High school coaches have noted the impact football season in spring would have on multisport athletes. Minneapolis North football and track and field coach Charles Adams, for example, has many football players who do both.
“Two years ago, our 4 x 100-meter relay team went to the state track meet, and that was all football players,” he said.
But at the pandemic’s current rate, pushing forward for a fall football season poses its own risks and logistical headaches, such as how an inherently contact-heavy sport keeps players 6 feet apart.
“There is no way to social distance football,” Shakopee coach Ray Betton said. “So, if it moved to spring, I’d be all with it. But safety is the No. 1 concern.”
Similar to Laqua’s concern of losing players to early graduation, Division I might lose top talent to the NFL draft. And in high school, many top recruits leave school early to join their college team for the spring semester.

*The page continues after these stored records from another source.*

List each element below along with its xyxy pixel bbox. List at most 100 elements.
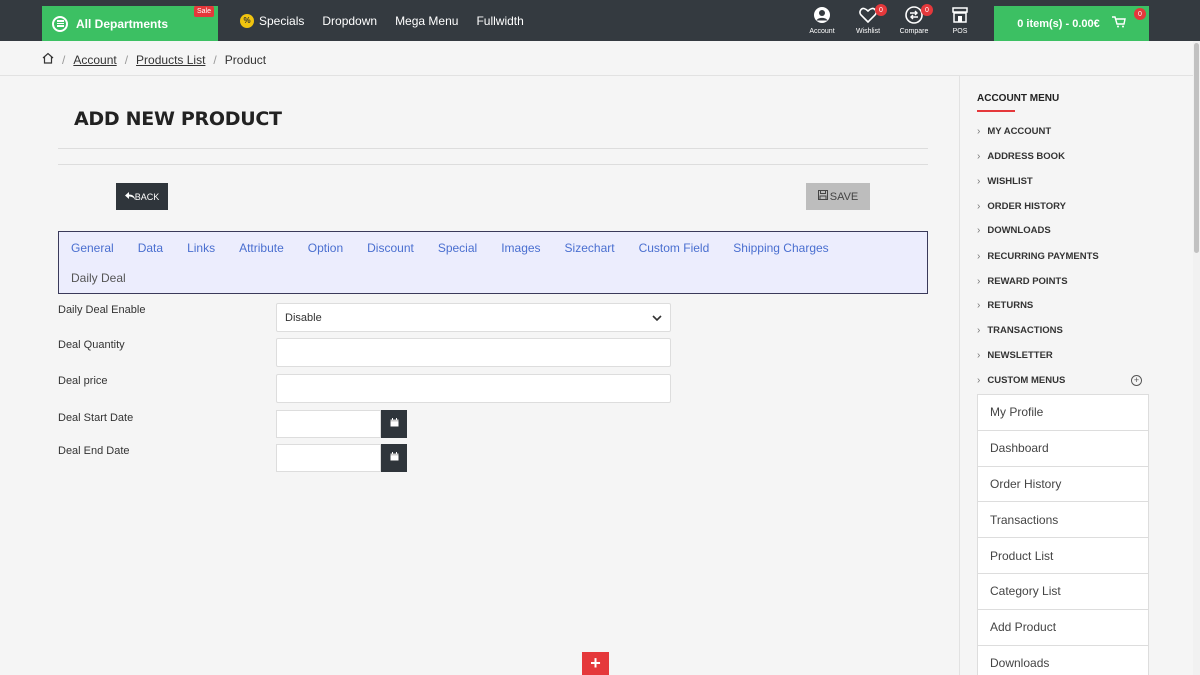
back-button[interactable]: BACK [116,183,168,210]
chevron-right-icon: › [977,176,981,187]
wishlist-label: Wishlist [855,28,881,35]
breadcrumb-products-list[interactable]: Products List [136,53,205,67]
deal-price-label: Deal price [58,375,108,387]
tab-sizechart[interactable]: Sizechart [565,241,615,255]
sidebar-item-label: CUSTOM MENUS [987,375,1066,386]
percent-icon: % [240,13,254,28]
account-link[interactable]: Account [805,5,839,35]
deal-start-date-picker-button[interactable] [381,410,407,438]
sidebar-item-newsletter[interactable]: › NEWSLETTER [977,350,1053,361]
deal-end-date-label: Deal End Date [58,445,130,457]
daily-deal-enable-select[interactable]: Disable [276,303,671,332]
account-label: Account [809,28,835,35]
save-button[interactable]: SAVE [806,183,870,210]
tab-shipping-charges[interactable]: Shipping Charges [733,241,828,255]
main-content: ADD NEW PRODUCT BACK SAVE General Data L… [0,76,959,675]
chevron-down-icon [652,312,662,324]
account-sidebar: ACCOUNT MENU › MY ACCOUNT › ADDRESS BOOK ›… [959,76,1193,675]
sidebar-item-custom-menus[interactable]: › CUSTOM MENUS [977,375,1065,386]
nav-dropdown[interactable]: Dropdown [322,14,377,28]
scrollbar-thumb[interactable] [1194,43,1199,253]
home-icon[interactable] [42,52,54,67]
tab-discount[interactable]: Discount [367,241,414,255]
daily-deal-enable-label: Daily Deal Enable [58,304,146,316]
custom-menu-list: My Profile Dashboard Order History Trans… [977,394,1149,675]
deal-quantity-label: Deal Quantity [58,339,125,351]
calendar-icon [390,452,399,464]
breadcrumb-separator: / [124,52,129,67]
tab-attribute[interactable]: Attribute [239,241,284,255]
chevron-right-icon: › [977,126,981,137]
deal-start-date-input[interactable] [276,410,381,438]
back-arrow-icon [124,191,135,202]
tab-special[interactable]: Special [438,241,477,255]
wishlist-link[interactable]: 0 Wishlist [851,4,887,35]
sidebar-item-transactions[interactable]: › TRANSACTIONS [977,325,1063,336]
daily-deal-enable-value: Disable [285,311,322,324]
nav-specials-label: Specials [259,13,305,28]
breadcrumb-account[interactable]: Account [73,53,116,67]
breadcrumb-separator: / [213,52,217,67]
chevron-right-icon: › [977,151,981,162]
cart-label: 0 item(s) - 0.00€ [1017,17,1100,30]
cart-button[interactable]: 0 item(s) - 0.00€ 0 [994,6,1149,41]
deal-end-date-input[interactable] [276,444,381,472]
product-tabs: General Data Links Attribute Option Disc… [58,231,928,294]
nav-mega-menu[interactable]: Mega Menu [395,14,458,28]
tab-option[interactable]: Option [308,241,343,255]
tab-images[interactable]: Images [501,241,540,255]
sidebar-item-label: NEWSLETTER [987,350,1053,361]
all-departments-label: All Departments [76,16,169,31]
all-departments-button[interactable]: All Departments [42,6,218,41]
breadcrumb-separator: / [62,52,66,67]
sidebar-item-downloads[interactable]: › DOWNLOADS [977,225,1051,236]
custom-menu-downloads[interactable]: Downloads [978,646,1148,675]
tab-general[interactable]: General [71,241,114,255]
compare-link[interactable]: 0 Compare [897,4,933,35]
sidebar-item-label: RECURRING PAYMENTS [987,251,1099,262]
expand-plus-icon[interactable]: + [1131,375,1142,386]
sidebar-item-reward-points[interactable]: › REWARD POINTS [977,276,1068,287]
nav-fullwidth[interactable]: Fullwidth [476,14,523,28]
pos-link[interactable]: POS [943,5,977,35]
page-title: ADD NEW PRODUCT [74,108,282,130]
custom-menu-dashboard[interactable]: Dashboard [978,431,1148,467]
sidebar-item-returns[interactable]: › RETURNS [977,300,1033,311]
add-floating-button[interactable]: + [582,652,609,675]
deal-start-date-label: Deal Start Date [58,412,134,424]
custom-menu-category-list[interactable]: Category List [978,574,1148,610]
sidebar-item-label: WISHLIST [987,176,1033,187]
main-nav: % Specials Dropdown Mega Menu Fullwidth [240,0,524,41]
tab-custom-field[interactable]: Custom Field [639,241,710,255]
tab-daily-deal[interactable]: Daily Deal [71,271,126,285]
breadcrumb: / Account / Products List / Product [42,52,266,67]
sidebar-item-wishlist[interactable]: › WISHLIST [977,176,1033,187]
sidebar-item-order-history[interactable]: › ORDER HISTORY [977,201,1066,212]
custom-menu-transactions[interactable]: Transactions [978,502,1148,539]
sidebar-item-label: TRANSACTIONS [987,325,1063,336]
sidebar-item-my-account[interactable]: › MY ACCOUNT [977,126,1051,137]
chevron-right-icon: › [977,375,981,386]
sidebar-item-recurring-payments[interactable]: › RECURRING PAYMENTS [977,251,1099,262]
sidebar-item-label: DOWNLOADS [987,225,1051,236]
tab-links[interactable]: Links [187,241,215,255]
custom-menu-my-profile[interactable]: My Profile [978,395,1148,431]
deal-price-input[interactable] [276,374,671,403]
sidebar-item-address-book[interactable]: › ADDRESS BOOK [977,151,1065,162]
tab-data[interactable]: Data [138,241,163,255]
save-label: SAVE [829,190,859,203]
nav-specials[interactable]: % Specials [240,13,305,28]
cart-icon [1111,16,1126,31]
divider [58,164,928,165]
breadcrumb-product: Product [224,52,267,67]
custom-menu-add-product[interactable]: Add Product [978,610,1148,646]
custom-menu-order-history[interactable]: Order History [978,467,1148,503]
deal-end-date-picker-button[interactable] [381,444,407,472]
deal-quantity-input[interactable] [276,338,671,367]
chevron-right-icon: › [977,201,981,212]
pos-label: POS [952,28,968,35]
custom-menu-product-list[interactable]: Product List [978,538,1148,574]
floppy-disk-icon [817,190,828,203]
sale-badge: Sale [194,6,215,17]
hamburger-icon [52,15,68,32]
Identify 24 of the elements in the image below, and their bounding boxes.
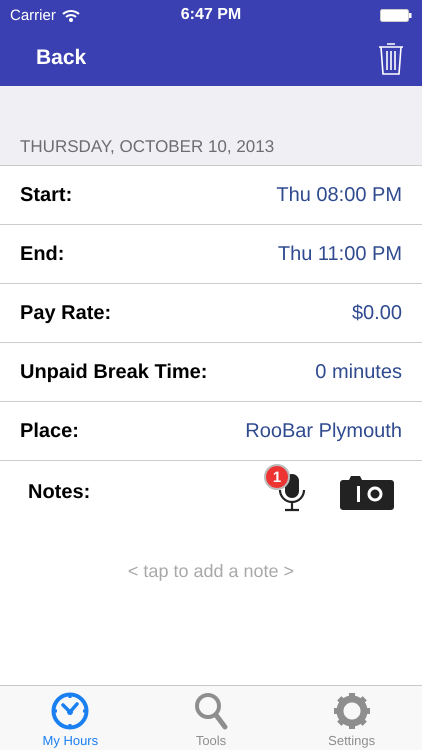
field-label: Unpaid Break Time: — [20, 360, 208, 384]
clock-icon — [50, 691, 90, 731]
carrier-label: Carrier — [10, 6, 56, 24]
field-value[interactable]: Thu 11:00 PM — [278, 242, 402, 266]
field-label: Place: — [20, 420, 79, 442]
search-icon — [192, 691, 229, 731]
battery-icon — [380, 8, 412, 22]
settings-icon — [332, 691, 372, 731]
date-header: THURSDAY, OCTOBER 10, 2013 — [20, 137, 274, 157]
tab-item[interactable]: My Hours — [0, 686, 141, 750]
field-value[interactable]: 0 minutes — [315, 360, 402, 384]
field-label: Start: — [20, 184, 72, 206]
wifi-icon — [62, 8, 80, 22]
field-label: Pay Rate: — [20, 302, 112, 324]
field-value[interactable]: RooBar Plymouth — [245, 420, 402, 442]
trash-icon[interactable] — [378, 41, 404, 75]
field-value[interactable]: $0.00 — [352, 302, 402, 324]
back-button[interactable]: Back — [36, 46, 86, 70]
field-value[interactable]: Thu 08:00 PM — [276, 184, 402, 206]
notification-badge: 1 — [264, 464, 290, 490]
camera-icon[interactable] — [340, 474, 394, 510]
clock-time: 6:47 PM — [180, 6, 242, 24]
notes-label: Notes: — [28, 480, 92, 504]
field-label: End: — [20, 242, 64, 266]
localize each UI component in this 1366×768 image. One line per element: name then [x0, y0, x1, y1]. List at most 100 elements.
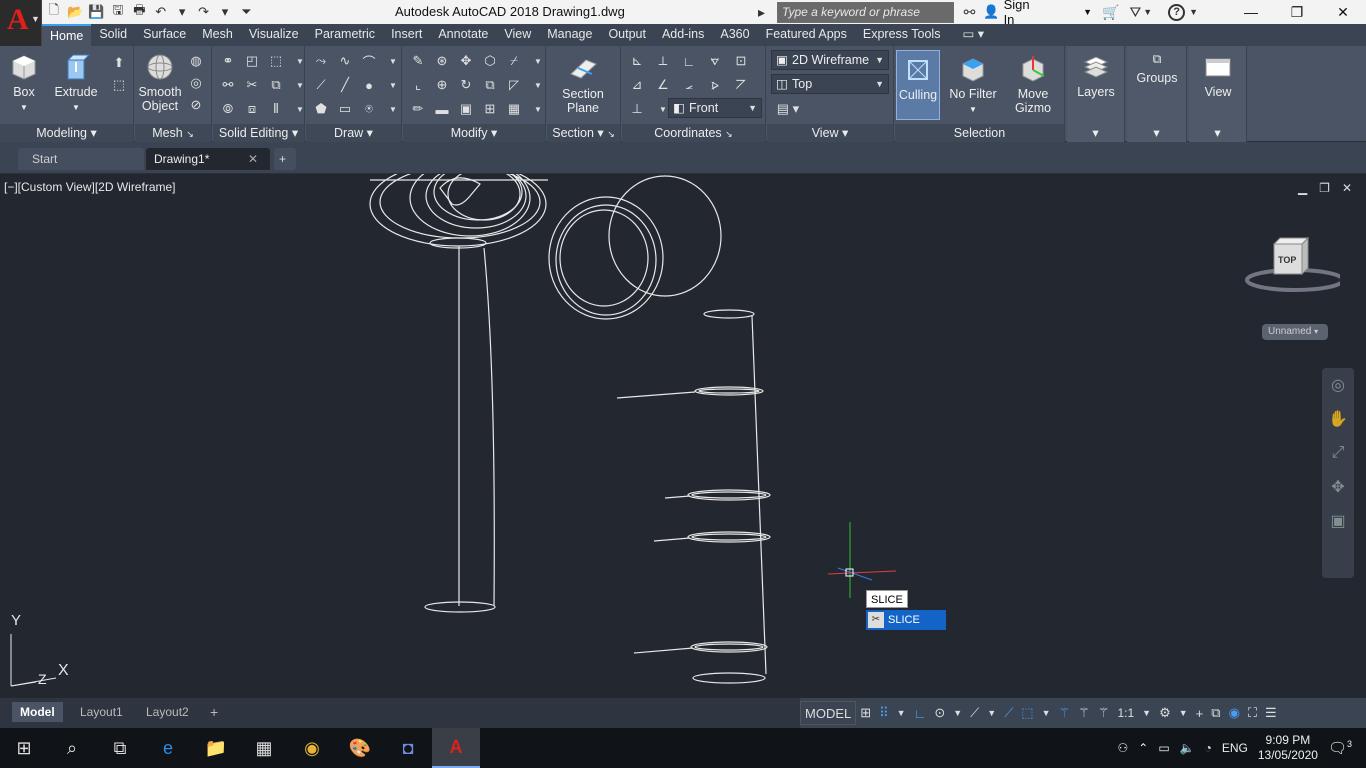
search-input[interactable] — [777, 1, 954, 23]
erase-icon[interactable]: ✏ — [409, 100, 427, 118]
3d-polyline-icon[interactable]: ⟋ — [312, 76, 330, 94]
annotation-visibility-icon[interactable]: ⚚ — [1055, 701, 1075, 725]
undo-icon[interactable]: ↶ — [151, 3, 170, 21]
minimize-icon[interactable]: — — [1228, 0, 1274, 24]
panel-title-section[interactable]: Section ▾ ↘ — [547, 124, 620, 142]
new-tab-button[interactable]: + — [274, 148, 296, 170]
chevron-down-icon[interactable]: ▼ — [1175, 701, 1192, 725]
edge-browser-icon[interactable]: e — [144, 728, 192, 768]
binoculars-icon[interactable]: ⚯ — [964, 4, 976, 21]
drawing-geometry[interactable] — [0, 174, 1320, 698]
arc-icon[interactable]: ⌒ — [360, 52, 378, 70]
lineweight-icon[interactable]: ⟋ — [1000, 701, 1017, 725]
presspull-icon[interactable]: ⬆ — [110, 54, 128, 72]
annotation-scale-icon[interactable]: ⚚ — [1094, 701, 1114, 725]
ucs-named-dropdown[interactable]: ◧ Front ▼ — [668, 98, 762, 118]
application-menu-button[interactable]: A ▼ — [0, 0, 42, 46]
tab-solid[interactable]: Solid — [91, 24, 135, 46]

That brings up the “absolute wrench,” as Laqua put it, that a spring high school season would throw into college recruiting. His Division II program recruits heavily off senior year film ahead of a spring signing day.
The Minnesota State High School League does not have a rule preventing moving football to the spring.
“Our bylaws define length of season, number of contests, etc.,” MSHSL executive director Erich Martens said. “The season for each activity or sport is not in bylaw.”
A handful Division II and III colleges already have canceled fall sports. But many Minnesota coaches are optimistic about playing football come September. Some sort of season is imperative, for the benefit of the student-athletes and the athletics departments’ budgets.
The Gophers stand to lose as much as $75 million if there’s no fall football. Fasching said the St. John’s program largely depends on gate receipts from games.
David Carter, sports business professor at the University of Southern California, said college programs would have to re-evaluate many financial and legal aspects from amending broadcast contracts and sponsorship deals. They’d also have to retain fans in an oversaturated spring market, competing against March Madness.
But those would hopefully be short-term pains.
“It might be a one-time thing, and we might have to learn to do that for a year,” Fasching said of a spring season. “… You’ve just got to be flexible. You have to be able to adjust, and I think the schools that are able to do that … are the ones that are going to be able to handle this.”